09 Feb A text and data mining wish list for GLAM

Europeana Research recently hosted a guest blog post by Beatrice Alex, Research Fellow at the School of Informatics at the University of Edinburgh and a member of the Edinburgh Language Technology Group . Beatrice describes her ‘Wish List to GLAM’ for providing access to data for text mining and we thought this might be of interest to the broader TDM community.

Beatrice has been part of several digital humanities projects using TDM, including Trading Consequences and Palimpsest, which used different textual sources from archives and libraries.

An illustration of the life of a researcher using TDM: Beatrice's delivery of the British Library Nineteenth Century Books Collection on hard disk for the Palimpsest project.

An illustration of the life of a researcher using TDM: Beatrice’s delivery of the British Library Nineteenth Century Books Collection on hard disk for the Palimpsest project.

“In the case of Trading Consequences, a project on mining information on nineteenth century commodity trading in the British Empire, we were able to text-mine, among other collections, summaries from the Kew Garden’s Directors’ Correspondence archive. In Palimpsest, a project on mining Edinburgh’s literary landscape, the largest datasets we obtained access to were a collection of books from HathiTrust and the Nineteenth Century Books Collection from the British Library Labs.”

While many technical barriers impact TDM, one highlighted issue in this discipline is finding out about resources in order to access them.

“Getting access to such datasets required us to know about them to begin with. In many cases, our project ideas are inspired and enabled by relevant data. Applications for research funding are always much stronger if we can provide evidence for being able to work with a given dataset. If galleries, libraries, archives and museums (GLAMs) are interested in sharing their available datasets widely for text mining and other research purposes, then they need to be proactive in publicising and explaining how to get hold of them.”

Beatrice goes on to describe her experiences in different projects with obtaining legal permission to mine, accessing data in various formats from hard disks of scanned book images to excel spreadsheets and attachments to well-structured APIs. Data formats are also challenging to navigate but with enough documentation a great deal is possible. Beatrice wrapped up with a wish list for GLAM institutions interested in sharing their data for TDM and we thought this was well worth sharing with a wider group of TDM practitioners, content providers and other stakeholders.

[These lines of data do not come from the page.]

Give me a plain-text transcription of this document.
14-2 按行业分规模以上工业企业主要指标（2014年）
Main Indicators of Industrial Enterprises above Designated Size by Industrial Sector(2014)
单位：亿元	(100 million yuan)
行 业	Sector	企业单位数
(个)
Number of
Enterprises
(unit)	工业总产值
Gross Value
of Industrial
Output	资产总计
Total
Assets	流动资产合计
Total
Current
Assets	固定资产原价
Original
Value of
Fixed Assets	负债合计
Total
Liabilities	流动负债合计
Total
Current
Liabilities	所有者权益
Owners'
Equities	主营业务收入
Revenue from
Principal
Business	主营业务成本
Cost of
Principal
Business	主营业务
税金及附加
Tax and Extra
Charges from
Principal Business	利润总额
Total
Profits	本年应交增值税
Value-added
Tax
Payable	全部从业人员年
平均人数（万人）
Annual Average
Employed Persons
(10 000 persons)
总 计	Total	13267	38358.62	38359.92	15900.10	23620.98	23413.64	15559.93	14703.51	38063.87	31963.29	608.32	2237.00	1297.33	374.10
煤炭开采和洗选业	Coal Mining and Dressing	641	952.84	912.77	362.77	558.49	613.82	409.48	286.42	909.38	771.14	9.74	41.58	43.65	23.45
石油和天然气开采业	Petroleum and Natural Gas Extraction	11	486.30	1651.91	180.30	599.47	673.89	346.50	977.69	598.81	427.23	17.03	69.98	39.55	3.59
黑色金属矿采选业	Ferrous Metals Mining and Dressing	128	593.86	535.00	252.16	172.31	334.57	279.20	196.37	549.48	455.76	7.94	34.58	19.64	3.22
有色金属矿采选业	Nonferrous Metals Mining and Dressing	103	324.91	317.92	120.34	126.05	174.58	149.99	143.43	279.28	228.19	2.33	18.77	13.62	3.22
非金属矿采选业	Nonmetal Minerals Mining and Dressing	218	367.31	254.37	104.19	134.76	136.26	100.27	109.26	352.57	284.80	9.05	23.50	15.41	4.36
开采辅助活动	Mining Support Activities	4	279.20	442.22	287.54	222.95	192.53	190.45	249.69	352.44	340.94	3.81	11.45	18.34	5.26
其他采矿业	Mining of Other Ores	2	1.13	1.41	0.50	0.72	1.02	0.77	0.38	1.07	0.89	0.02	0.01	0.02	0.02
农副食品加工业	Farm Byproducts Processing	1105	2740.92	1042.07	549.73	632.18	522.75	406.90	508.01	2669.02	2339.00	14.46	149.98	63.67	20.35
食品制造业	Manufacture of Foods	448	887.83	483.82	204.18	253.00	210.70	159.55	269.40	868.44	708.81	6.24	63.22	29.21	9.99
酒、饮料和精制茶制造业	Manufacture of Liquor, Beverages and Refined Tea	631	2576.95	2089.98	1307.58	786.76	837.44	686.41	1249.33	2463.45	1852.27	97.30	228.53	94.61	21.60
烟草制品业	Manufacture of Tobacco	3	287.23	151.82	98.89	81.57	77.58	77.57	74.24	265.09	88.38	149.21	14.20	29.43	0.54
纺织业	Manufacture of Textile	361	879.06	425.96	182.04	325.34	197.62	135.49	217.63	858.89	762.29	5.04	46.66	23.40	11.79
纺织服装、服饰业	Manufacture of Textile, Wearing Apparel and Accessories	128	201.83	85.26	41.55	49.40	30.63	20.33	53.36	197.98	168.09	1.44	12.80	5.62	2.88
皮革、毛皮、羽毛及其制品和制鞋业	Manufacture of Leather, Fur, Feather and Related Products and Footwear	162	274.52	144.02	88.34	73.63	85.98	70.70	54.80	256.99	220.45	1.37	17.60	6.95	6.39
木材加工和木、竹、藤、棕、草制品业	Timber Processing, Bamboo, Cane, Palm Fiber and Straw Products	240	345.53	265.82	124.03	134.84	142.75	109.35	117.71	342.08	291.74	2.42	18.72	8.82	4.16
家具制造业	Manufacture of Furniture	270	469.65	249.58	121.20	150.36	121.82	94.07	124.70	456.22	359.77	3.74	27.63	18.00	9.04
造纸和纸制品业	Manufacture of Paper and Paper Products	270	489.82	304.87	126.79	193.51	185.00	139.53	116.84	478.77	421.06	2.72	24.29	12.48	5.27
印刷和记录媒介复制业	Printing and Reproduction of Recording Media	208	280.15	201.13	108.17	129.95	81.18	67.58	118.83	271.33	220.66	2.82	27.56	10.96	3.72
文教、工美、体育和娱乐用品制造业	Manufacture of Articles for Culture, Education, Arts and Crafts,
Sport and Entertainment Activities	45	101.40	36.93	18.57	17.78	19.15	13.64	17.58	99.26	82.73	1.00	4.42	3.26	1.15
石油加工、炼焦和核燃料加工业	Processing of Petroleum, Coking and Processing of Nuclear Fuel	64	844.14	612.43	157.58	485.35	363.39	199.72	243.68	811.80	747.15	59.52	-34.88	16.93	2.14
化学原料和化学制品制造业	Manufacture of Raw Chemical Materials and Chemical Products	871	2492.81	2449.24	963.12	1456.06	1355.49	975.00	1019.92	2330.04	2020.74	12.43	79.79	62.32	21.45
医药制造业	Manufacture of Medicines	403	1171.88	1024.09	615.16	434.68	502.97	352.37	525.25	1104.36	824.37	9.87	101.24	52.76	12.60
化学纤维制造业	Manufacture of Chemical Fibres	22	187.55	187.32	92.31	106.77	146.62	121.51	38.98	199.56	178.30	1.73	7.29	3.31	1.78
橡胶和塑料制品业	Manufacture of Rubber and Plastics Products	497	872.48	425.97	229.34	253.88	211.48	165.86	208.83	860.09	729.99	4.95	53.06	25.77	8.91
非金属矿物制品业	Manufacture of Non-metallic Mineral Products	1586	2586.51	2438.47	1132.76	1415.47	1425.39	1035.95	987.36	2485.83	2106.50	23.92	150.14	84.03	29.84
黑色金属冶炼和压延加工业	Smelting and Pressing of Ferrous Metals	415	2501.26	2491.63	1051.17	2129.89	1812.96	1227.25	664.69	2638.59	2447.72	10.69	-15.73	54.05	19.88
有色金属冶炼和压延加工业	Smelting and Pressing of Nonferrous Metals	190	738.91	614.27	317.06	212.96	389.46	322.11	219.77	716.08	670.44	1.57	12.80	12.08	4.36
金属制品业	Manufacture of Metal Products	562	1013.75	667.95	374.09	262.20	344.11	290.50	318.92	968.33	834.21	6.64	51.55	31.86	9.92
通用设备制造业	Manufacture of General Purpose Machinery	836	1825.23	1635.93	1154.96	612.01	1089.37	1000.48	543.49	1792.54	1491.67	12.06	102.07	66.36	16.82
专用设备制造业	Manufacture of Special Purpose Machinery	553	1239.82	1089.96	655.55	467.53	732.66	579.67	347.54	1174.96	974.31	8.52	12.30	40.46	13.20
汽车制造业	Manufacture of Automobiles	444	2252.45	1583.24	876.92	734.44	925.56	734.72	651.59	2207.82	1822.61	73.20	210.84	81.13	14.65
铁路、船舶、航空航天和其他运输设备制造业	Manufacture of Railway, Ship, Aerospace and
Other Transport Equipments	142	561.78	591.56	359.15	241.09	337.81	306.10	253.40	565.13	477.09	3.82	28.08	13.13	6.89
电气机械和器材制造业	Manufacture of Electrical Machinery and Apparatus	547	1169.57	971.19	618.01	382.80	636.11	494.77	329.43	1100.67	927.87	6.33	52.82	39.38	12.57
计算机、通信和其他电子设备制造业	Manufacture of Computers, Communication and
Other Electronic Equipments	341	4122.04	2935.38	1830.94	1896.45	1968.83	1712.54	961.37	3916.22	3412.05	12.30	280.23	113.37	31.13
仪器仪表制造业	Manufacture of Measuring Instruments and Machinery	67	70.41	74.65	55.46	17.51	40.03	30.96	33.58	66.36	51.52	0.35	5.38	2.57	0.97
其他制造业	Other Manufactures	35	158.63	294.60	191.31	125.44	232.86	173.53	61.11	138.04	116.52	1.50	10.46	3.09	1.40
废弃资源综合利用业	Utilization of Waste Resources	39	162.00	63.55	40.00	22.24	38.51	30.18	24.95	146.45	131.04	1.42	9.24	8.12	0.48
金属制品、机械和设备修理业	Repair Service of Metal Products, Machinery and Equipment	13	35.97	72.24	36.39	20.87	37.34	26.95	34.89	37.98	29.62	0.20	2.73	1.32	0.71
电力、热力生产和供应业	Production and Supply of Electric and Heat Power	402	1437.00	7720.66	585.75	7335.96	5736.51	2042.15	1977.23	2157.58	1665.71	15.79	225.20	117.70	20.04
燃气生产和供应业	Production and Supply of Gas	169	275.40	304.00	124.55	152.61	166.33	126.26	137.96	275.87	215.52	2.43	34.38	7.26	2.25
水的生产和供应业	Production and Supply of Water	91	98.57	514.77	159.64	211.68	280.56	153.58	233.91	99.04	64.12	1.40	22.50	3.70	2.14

  1. publicise the data you would like to be used for text mining purposes
  2. give us information on what a collection or dataset contains (metadata, content, size, format)
  3. tell us how we can get hold of it
  4. find a mechanism to share the data easily
  5. if there are copyright issues, draw up a template agreement (which can be modified if necessary)
  6. provide the full text if you have it (not just the images), ideally in a consistent and well-formed format
  7. provide document-level metadata, if possible
  8. provide a URL for each source document, if possible, so that we can link back to you
  9. Merry data sharing.